An estimated 5,000 people living in Alexandria are without access to healthcare. Without any assistance from the state, the struggle for many Alexandrians has potential to grow into a city-wide moral and financial crisis. In response, Mayor William Euille has established a Special Advisory Panel on the Health Care Needs of the Uninsured.
“The Virginia Assembly refused to address this, so now 270,000 Virginians are too poor for the Affordable Care act and too rich for Medicaid,” said Committee Chairman Dan Hawkins. “Many of these people are too poor to receive benefits .… Our task is to grapple with that in a feasible and affordable way.”
Tuesday, Feb. 3 in the City Council Workroom was the committee's second meeting. So far, the panel is the only one of its kind in Virginia dedicated to finding a local solution to the statewide lack of healthcare funding.
“We just started, and we’re struggling to define the problem,” Hawkins said, but everyone on the committee seems to agree, at least, that there is a problem. “There is a huge body of data that shows the poor lack access to care, they get sicker, and cost more to care for.”

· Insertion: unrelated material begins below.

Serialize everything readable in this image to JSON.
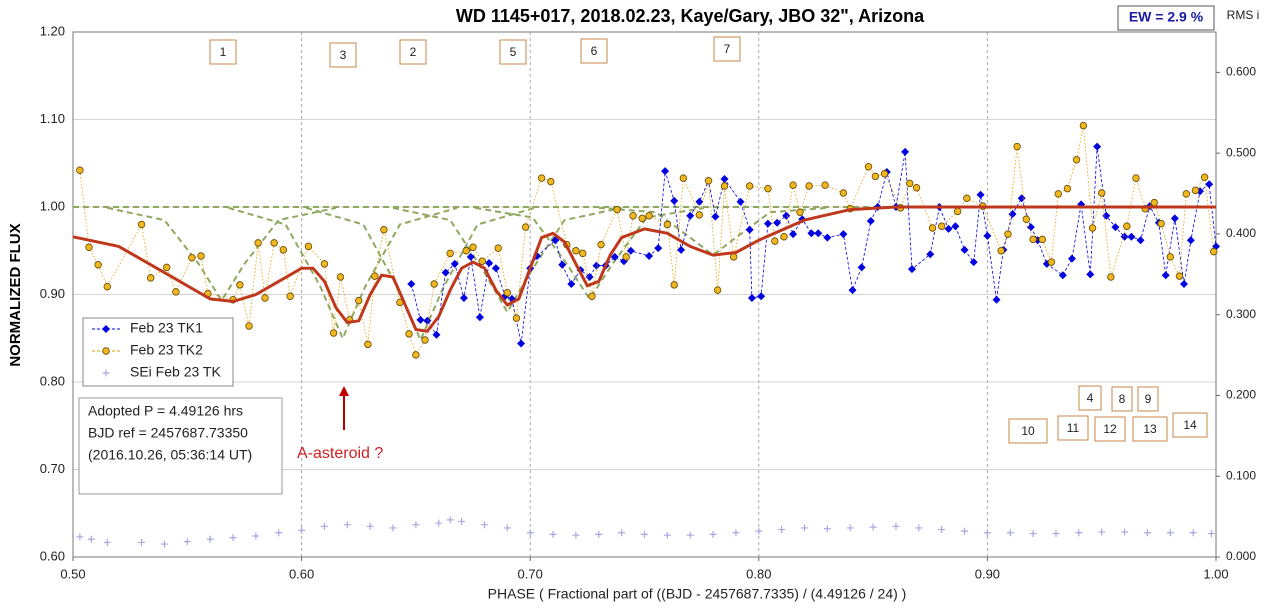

Part of the frustrations encountered by the committee is that federal tax dollars go to support comprehensive healthcare programs in other states while Virginia has no such program. For Richard Merritt, a member of the panel, that means watching as people with the same level of poverty as many Alexandrians are treated across the Potomac in Maryland and Washington D.C.
For Hawkins, it’s more than a moral problem for the city, it is very quickly becoming an economic one.
“When folks don’t get access to care, like regular checkups or screenings, they end up costing more money in the emergency room,” said Hawkins, quoting a 1972 oil filter advertisement “’You can pay me now, or you can pay me later.’”
As the group begins to look for solutions to the uninsured crisis, one of the main challenges will be strict resource limitations. With the city anticipating a budget shortfall to work around, Hawkins is uncertain about the City Council’s potential willingness to fund a new program. But sooner or later, Hawkins says, it’s a cost the city is going to face. According to Hawkins, the longer it takes to address that, the more costly it will be.
One of the panel specialists, Mary Anne Weber, said one of the other problems the committee is likely to face is a lack of medical care available, particularly for those suffering from mental health issues.
“There are not enough hospital beds in communities, and these people shouldn’t have to be shipped off to state institutions,” said Weber. “All of the data we have says people recover better in their own communities.”
Basim Khan, the interim executive director and medical director for Neighborhood Health, formerly Alexandria Neighborhood Health Services Inc., said another major problem the group will have to contend with is a lack of specialty care. Finding specialty care for many chronic diseases can already be difficult. For those without insurance, it can be almost impossible.
“Patients without insurance will have to go to the University of Virginia or Richmond for specialty care,” said Khan. “For people working daily, that’s a big cost.”
Merritt, former chair of the Alexandria Public Health Advisory Commission, said the first step in helping to secure resources to combat the lack of healthcare is dispelling the untrue assumptions about Alexandria’s uninsured.
“There are myths about who the uninsured are,” said Merritt, primarily that those who are uninsured are also unemployed. “Seventy percent of people who are uninsured are working either part or full time and their employer either can’t or won’t provide them health care benefits.”
The second myth, Merritt said, is that Alexandria’s “strong safety net” will take care of those with medical issues who don’t have insurance.
“We do have a strong safety net,” said Merritt, “but that doesn’t provide at all for primary or specialty care.”
After the panel argues for whatever resources they can get from the city, Hawkins says they’ll be put in the uncomfortable position of establishing priorities within the uninsured community.
“We’ll take those at highest risk, namely with more than one disease, and we’ll look for the highest number of chronic conditions,” said Hawkins, noting that diabetes and high blood pressure can often be accompanied by depression, and vice versa. Weber added that depression medicine can sometimes directly lead to diabetes or high blood pressure.
But there is also a careful balance the group will have to strike in its prioritization. The group will also have to provide some level of regular care to those at low risk in the community to keep them from becoming high risk patients.
A few programs already exist in Virginia to help those in need of medical attention. One, the Governor’s Access Plan (GAP), is a pilot project for those suffering from serious mental illnesses that gets health care access to those who don’t otherwise qualify for Medicaid. To receive GAP benefits, an adult citizen must be between 21 and 64 with no health insurance, a household below 100 percent of federal poverty level ($11,670 per year for a single adult) who is no longer residing in a long term care, mental health, or penal facility. Applicants must also go through a screening process to meet the criteria for serious mental illnesses.
Enroll Virginia also helps local citizens discover if they qualify for healthcare coverage and, if they don’t, where they can go for treatment. Enroll Virginia assists all uninsured individuals enroll in affordable health insurance programs for free and provides in-person assistance with enrollment at businesses and community organizations. The deadline for special enrollment to receive tax credits is Feb. 15.